Her letter ends with a suggestion that KCRHA convert its Housing Command Center into “the logistics hub of a robust, County-wide, severe weather response system” and lists a number of services and public information campaigns that she would like it to perform. Notably, this included “a team of dedicated outreach workers, equipped with vans, who can be dispatched to assist the most vulnerable people and transport them to appropriate shelters.”
Because of this, she worries that crucial information about emergency shelter isn’t making it to where it’s most useful.
“I don’t believe that the outreach workers are getting this out to the encampments because they’re not showing up,” she said.
After the WIB candlelight vigil, a faith leader led a short reflection in the courtyard next to City Hall’s grand staircase before attendees headed into the Fourth Avenue lobby for a consolatory pizza party — an overabundance of Pagliacci’s provided, as per tradition, by King County Medical Examiner Richard Harruff — and some desperately needed warmth. An informal survey revealed that, after just an hour in the cold, no one could feel their toes.
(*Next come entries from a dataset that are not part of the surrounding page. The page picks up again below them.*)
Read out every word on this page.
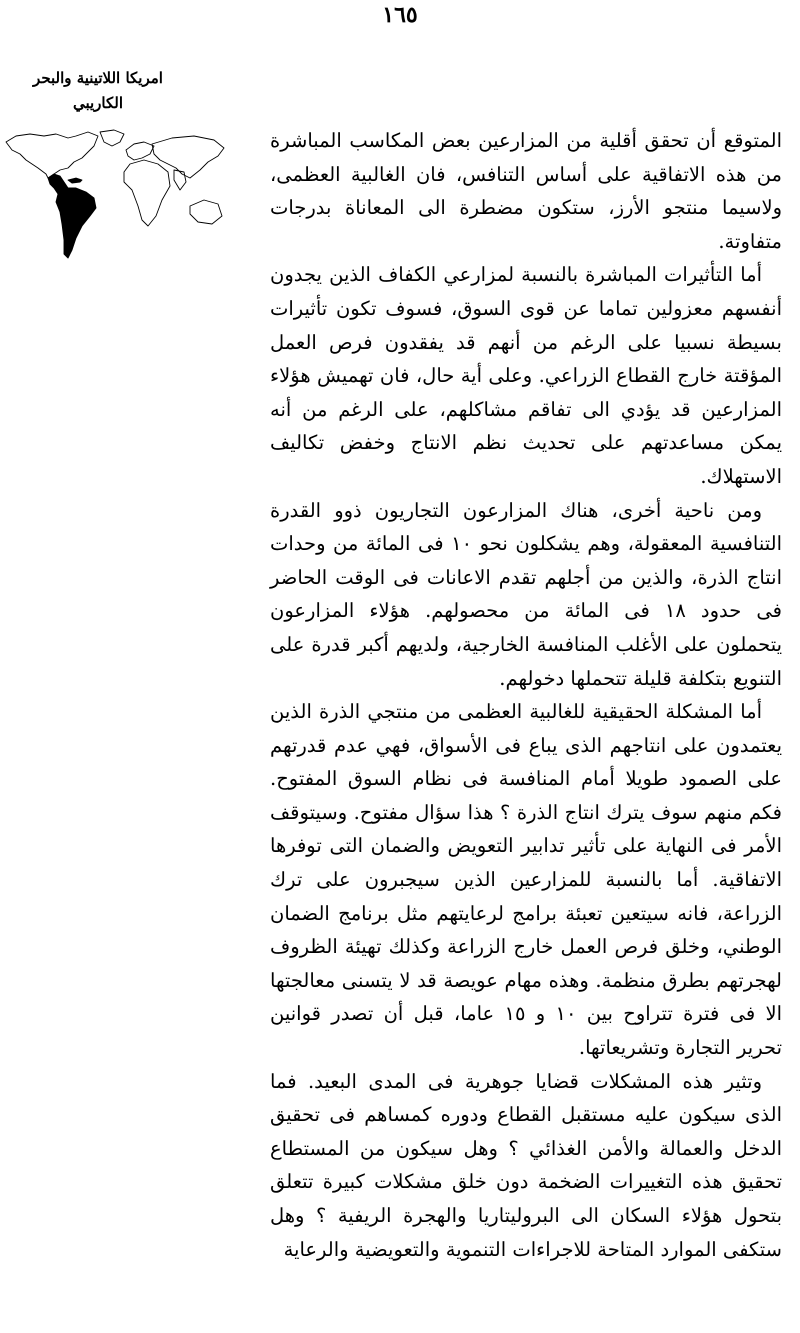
١٦٥
امريكا اللاتينية والبحر
الكاريبي

المتوقع أن تحقق أقلية من المزارعين بعض المكاسب المباشرة من هذه الاتفاقية على أساس التنافس، فان الغالبية العظمى، ولاسيما منتجو الأرز، ستكون مضطرة الى المعاناة بدرجات متفاوتة.

أما التأثيرات المباشرة بالنسبة لمزارعي الكفاف الذين يجدون أنفسهم معزولين تماما عن قوى السوق، فسوف تكون تأثيرات بسيطة نسبيا على الرغم من أنهم قد يفقدون فرص العمل المؤقتة خارج القطاع الزراعي. وعلى أية حال، فان تهميش هؤلاء المزارعين قد يؤدي الى تفاقم مشاكلهم، على الرغم من أنه يمكن مساعدتهم على تحديث نظم الانتاج وخفض تكاليف الاستهلاك.

ومن ناحية أخرى، هناك المزارعون التجاريون ذوو القدرة التنافسية المعقولة، وهم يشكلون نحو ١٠ فى المائة من وحدات انتاج الذرة، والذين من أجلهم تقدم الاعانات فى الوقت الحاضر فى حدود ١٨ فى المائة من محصولهم. هؤلاء المزارعون يتحملون على الأغلب المنافسة الخارجية، ولديهم أكبر قدرة على التنويع بتكلفة قليلة تتحملها دخولهم.

أما المشكلة الحقيقية للغالبية العظمى من منتجي الذرة الذين يعتمدون على انتاجهم الذى يباع فى الأسواق، فهي عدم قدرتهم على الصمود طويلا أمام المنافسة فى نظام السوق المفتوح. فكم منهم سوف يترك انتاج الذرة ؟ هذا سؤال مفتوح. وسيتوقف الأمر فى النهاية على تأثير تدابير التعويض والضمان التى توفرها الاتفاقية. أما بالنسبة للمزارعين الذين سيجبرون على ترك الزراعة، فانه سيتعين تعبئة برامج لرعايتهم مثل برنامج الضمان الوطني، وخلق فرص العمل خارج الزراعة وكذلك تهيئة الظروف لهجرتهم بطرق منظمة. وهذه مهام عويصة قد لا يتسنى معالجتها الا فى فترة تتراوح بين ١٠ و ١٥ عاما، قبل أن تصدر قوانين تحرير التجارة وتشريعاتها.

وتثير هذه المشكلات قضايا جوهرية فى المدى البعيد. فما الذى سيكون عليه مستقبل القطاع ودوره كمساهم فى تحقيق الدخل والعمالة والأمن الغذائي ؟ وهل سيكون من المستطاع تحقيق هذه التغييرات الضخمة دون خلق مشكلات كبيرة تتعلق بتحول هؤلاء السكان الى البروليتاريا والهجرة الريفية ؟ وهل ستكفى الموارد المتاحة للاجراءات التنموية والتعويضية والرعاية
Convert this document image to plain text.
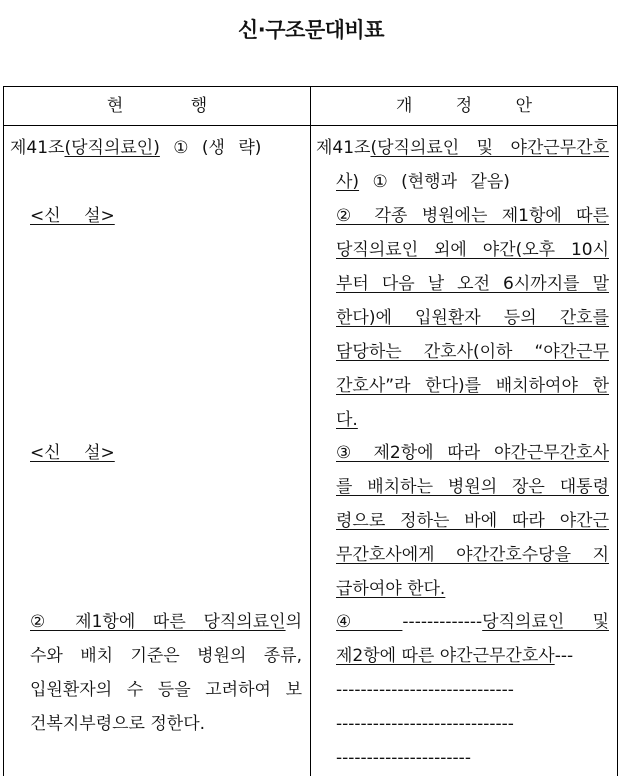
신·구조문대비표
현 행	개 정 안
제41조(당직의료인) ① (생 략)
<신 설>
<신 설>
② 제1항에 따른 당직의료인의
수와 배치 기준은 병원의 종류,
입원환자의 수 등을 고려하여 보
건복지부령으로 정한다.
제41조(당직의료인 및 야간근무간호
사) ① (현행과 같음)
② 각종 병원에는 제1항에 따른
당직의료인 외에 야간(오후 10시
부터 다음 날 오전 6시까지를 말
한다)에 입원환자 등의 간호를
담당하는 간호사(이하 “야간근무
간호사”라 한다)를 배치하여야 한
다.
③ 제2항에 따라 야간근무간호사
를 배치하는 병원의 장은 대통령
령으로 정하는 바에 따라 야간근
무간호사에게 야간간호수당을 지
급하여야 한다.
④ -------------당직의료인 및
제2항에 따른 야간근무간호사---
-----------------------------
-----------------------------
----------------------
As everyone shuffled into the Fourth Avenue lobby via the large, red-paneled courtyard doors, Anitra Freeman, a member of WIB and Real Change board member, asked the group if anyone knew when the emergency shelter at City Hall would be open. There was a man at the lobby’s north door, hoping to stay there overnight. A quick check of this journalist’s email revealed that, between the hours of 6 p.m. and 7 a.m., “Anyone seeking shelter should enter City Hall from 600 Fourth Avenue.”
At 6:01 p.m., there were no staffers in the lower lobby and no signage directing potential shelter residents where to go.
Tobias Coughlin-Bogue is the associate editor at Real Change.